Um ônibus que partiu de Foz do Iguaçu (PR) com destino a Florianópolis foi escoltado pela Receita Federal até a sede do órgão após uma denúncia de produtos contrabandeados a bordo, incluindo canetas emagrecedoras. Após duas horas de buscas, o veículo seguiu viagem, mas sem mercadorias irregulares avaliadas em mais de R$ 300 mil e dezenas de ampolas de emagrecedores paraguaios à base de tirzepatida, princípio ativo do Mounjaro.
Uma passageira, moradora de Foz, disse à polícia que os eletrônicos apreendidos não eram seus, mas sim de quem a contratou. As chamadas mulas do contrabando recebem valores conforme a carga e a eficiência para driblar a fiscalização.

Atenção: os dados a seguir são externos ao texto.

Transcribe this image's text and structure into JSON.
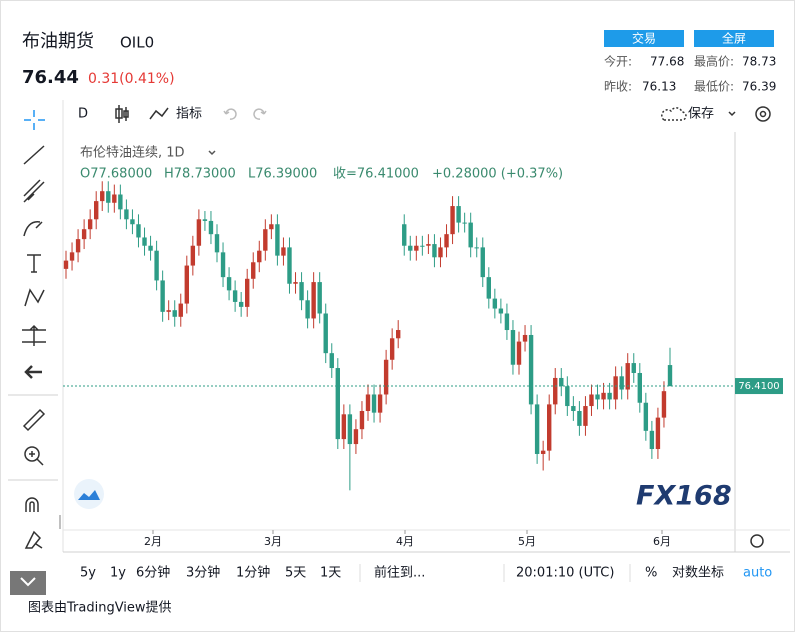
{
  "header": {
    "name": "布油期货",
    "code": "OIL0",
    "price": 76.44,
    "change": "0.31(0.41%)",
    "buttons": [
      "交易",
      "全屏"
    ],
    "stats": [
      [
        "今开:",
        77.68
      ],
      [
        "最高价:",
        78.73
      ],
      [
        "昨收:",
        76.13
      ],
      [
        "最低价:",
        76.39
      ]
    ]
  },
  "toolbar": {
    "interval": "D",
    "indicators": "指标",
    "save": "保存"
  },
  "chart": {
    "type": "candlestick",
    "legend_title": "布伦特油连续, 1D",
    "legend_values": [
      "O77.68000",
      "H78.73000",
      "L76.39000",
      "收=76.41000",
      "+0.28000 (+0.37%)"
    ],
    "up_color": "#c23b2e",
    "down_color": "#2d9c86",
    "ylim": [
      67.7,
      91.6
    ],
    "current_price": {
      "value": 76.41,
      "label": "76.4100"
    },
    "months": [
      "2月",
      "3月",
      "4月",
      "5月",
      "6月"
    ],
    "watermark": "FX168",
    "candles": [
      [
        83.5,
        84.6,
        82.9,
        84.0
      ],
      [
        84.0,
        85.1,
        83.4,
        84.5
      ],
      [
        84.5,
        85.9,
        83.9,
        85.3
      ],
      [
        85.3,
        86.5,
        84.7,
        85.9
      ],
      [
        85.9,
        87.1,
        85.3,
        86.5
      ],
      [
        86.5,
        88.2,
        85.9,
        87.6
      ],
      [
        87.6,
        88.8,
        87.0,
        88.2
      ],
      [
        88.2,
        88.8,
        86.9,
        87.5
      ],
      [
        87.5,
        88.6,
        86.9,
        88.0
      ],
      [
        88.0,
        88.6,
        86.5,
        87.1
      ],
      [
        87.1,
        87.7,
        85.9,
        86.5
      ],
      [
        86.5,
        87.1,
        85.6,
        86.2
      ],
      [
        86.2,
        86.8,
        84.8,
        85.4
      ],
      [
        85.4,
        86.0,
        84.3,
        84.9
      ],
      [
        84.9,
        85.5,
        84.0,
        84.6
      ],
      [
        84.6,
        85.2,
        82.2,
        82.8
      ],
      [
        82.8,
        83.4,
        80.3,
        80.9
      ],
      [
        80.9,
        81.6,
        80.4,
        81.0
      ],
      [
        81.0,
        81.6,
        80.0,
        80.6
      ],
      [
        80.6,
        82.0,
        80.0,
        81.4
      ],
      [
        81.4,
        84.3,
        80.8,
        83.7
      ],
      [
        83.7,
        85.5,
        83.1,
        84.9
      ],
      [
        84.9,
        87.1,
        84.3,
        86.5
      ],
      [
        86.5,
        87.0,
        85.8,
        86.4
      ],
      [
        86.4,
        87.0,
        85.0,
        85.6
      ],
      [
        85.6,
        86.2,
        83.9,
        84.5
      ],
      [
        84.5,
        85.1,
        82.4,
        83.0
      ],
      [
        83.0,
        83.6,
        81.6,
        82.2
      ],
      [
        82.2,
        82.8,
        80.9,
        81.5
      ],
      [
        81.5,
        82.1,
        80.6,
        81.2
      ],
      [
        81.2,
        83.5,
        80.6,
        82.9
      ],
      [
        82.9,
        84.5,
        82.3,
        83.9
      ],
      [
        83.9,
        85.2,
        83.3,
        84.6
      ],
      [
        84.6,
        86.5,
        84.0,
        85.9
      ],
      [
        85.9,
        86.8,
        85.3,
        86.2
      ],
      [
        86.2,
        86.8,
        83.7,
        84.3
      ],
      [
        84.3,
        85.4,
        83.7,
        84.8
      ],
      [
        84.8,
        85.4,
        82.0,
        82.6
      ],
      [
        82.6,
        83.3,
        82.0,
        82.7
      ],
      [
        82.7,
        83.3,
        81.0,
        81.6
      ],
      [
        81.6,
        82.2,
        79.9,
        80.5
      ],
      [
        80.5,
        83.3,
        79.9,
        82.7
      ],
      [
        82.7,
        83.3,
        80.2,
        80.8
      ],
      [
        80.8,
        81.4,
        77.8,
        78.4
      ],
      [
        78.4,
        79.0,
        76.9,
        77.5
      ],
      [
        77.5,
        78.1,
        72.6,
        73.2
      ],
      [
        73.2,
        75.3,
        72.6,
        74.7
      ],
      [
        74.7,
        75.3,
        70.1,
        72.9
      ],
      [
        72.9,
        74.4,
        72.3,
        73.8
      ],
      [
        73.8,
        75.5,
        73.2,
        74.9
      ],
      [
        74.9,
        76.5,
        74.3,
        75.9
      ],
      [
        75.9,
        76.5,
        74.2,
        74.8
      ],
      [
        74.8,
        76.5,
        74.2,
        75.9
      ],
      [
        75.9,
        78.6,
        75.3,
        78.0
      ],
      [
        78.0,
        79.9,
        77.4,
        79.3
      ],
      [
        79.3,
        80.4,
        78.7,
        79.8
      ],
      [
        86.2,
        86.8,
        84.3,
        84.9
      ],
      [
        84.9,
        85.5,
        84.0,
        84.6
      ],
      [
        84.6,
        85.5,
        84.0,
        84.9
      ],
      [
        84.9,
        85.5,
        84.3,
        84.9
      ],
      [
        84.9,
        85.6,
        84.4,
        85.0
      ],
      [
        85.0,
        85.6,
        83.6,
        84.2
      ],
      [
        84.2,
        85.4,
        83.6,
        84.8
      ],
      [
        84.8,
        86.2,
        84.2,
        85.6
      ],
      [
        85.6,
        87.9,
        85.0,
        87.3
      ],
      [
        87.3,
        87.9,
        85.7,
        86.3
      ],
      [
        86.3,
        86.9,
        85.7,
        86.3
      ],
      [
        86.3,
        86.9,
        84.2,
        84.8
      ],
      [
        84.8,
        85.4,
        84.2,
        84.8
      ],
      [
        84.8,
        85.4,
        82.4,
        83.0
      ],
      [
        83.0,
        83.6,
        81.1,
        81.7
      ],
      [
        81.7,
        82.3,
        80.5,
        81.1
      ],
      [
        81.1,
        81.7,
        80.2,
        80.8
      ],
      [
        80.8,
        81.4,
        79.2,
        79.8
      ],
      [
        79.8,
        80.4,
        77.1,
        77.7
      ],
      [
        77.7,
        79.7,
        77.1,
        79.1
      ],
      [
        79.1,
        80.1,
        78.5,
        79.5
      ],
      [
        79.5,
        80.1,
        74.7,
        75.3
      ],
      [
        75.3,
        75.9,
        71.7,
        72.3
      ],
      [
        72.3,
        73.1,
        71.3,
        72.5
      ],
      [
        72.5,
        75.9,
        71.9,
        75.3
      ],
      [
        75.3,
        77.5,
        74.7,
        76.9
      ],
      [
        76.9,
        77.5,
        75.8,
        76.4
      ],
      [
        76.4,
        77.0,
        74.6,
        75.2
      ],
      [
        75.2,
        75.8,
        74.3,
        74.9
      ],
      [
        74.9,
        75.5,
        73.4,
        74.0
      ],
      [
        74.0,
        75.8,
        73.4,
        75.2
      ],
      [
        75.2,
        76.5,
        74.6,
        75.9
      ],
      [
        75.9,
        76.5,
        75.0,
        75.6
      ],
      [
        75.6,
        76.6,
        75.0,
        76.0
      ],
      [
        76.0,
        76.6,
        75.0,
        75.6
      ],
      [
        75.6,
        77.6,
        75.0,
        77.0
      ],
      [
        77.0,
        77.6,
        75.6,
        76.2
      ],
      [
        76.2,
        78.4,
        75.6,
        77.8
      ],
      [
        77.8,
        78.4,
        76.6,
        77.2
      ],
      [
        77.2,
        77.8,
        74.8,
        75.4
      ],
      [
        75.4,
        76.0,
        73.1,
        73.7
      ],
      [
        73.7,
        74.3,
        72.0,
        72.6
      ],
      [
        72.6,
        75.1,
        72.0,
        74.5
      ],
      [
        74.5,
        76.7,
        73.9,
        76.1
      ],
      [
        77.68,
        78.73,
        76.39,
        76.41
      ]
    ]
  },
  "bottom_bar": {
    "ranges": [
      "5y",
      "1y",
      "6分钟",
      "3分钟",
      "1分钟",
      "5天",
      "1天"
    ],
    "goto": "前往到...",
    "time": "20:01:10 (UTC)",
    "percent": "%",
    "log": "对数坐标",
    "auto": "auto"
  },
  "footer": "图表由TradingView提供"
}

Uma mula experiente recebe pelo menos R$ 500 para ir ao Paraguai e voltar com a mercadoria, valor que pode subir conforme o risco.
Viajantes flagrados com grandes apreensões de canetas emagrecedoras são indiciados por crime contra a saúde pública e contrabando. A condenação por crime contra a saúde pública pode levar de 10 a 15 anos de prisão, enquanto o contrabando prevê reclusão de 2 a 5 anos. O superintendente da PRF no Paraná, Fernando César Oliveira, destacou os riscos: “Além de não saber a procedência, há o risco de ser um medicamento falsificado. O transporte clandestino é precário, sem refrigeração adequada, podendo tornar o produto tóxico”.
Embora proibidos no Brasil, esses medicamentos são fabricados por laboratórios paraguaios e registrados na Dinavisa. A fabricante do Mounjaro, Eli Lilly, afirma que o medicamento exige controle rigoroso de temperatura em toda a cadeia. A empresa alerta que produtos com tirzepatida fora dos canais autorizados expõem os pacientes a riscos de contaminação ou ineficácia.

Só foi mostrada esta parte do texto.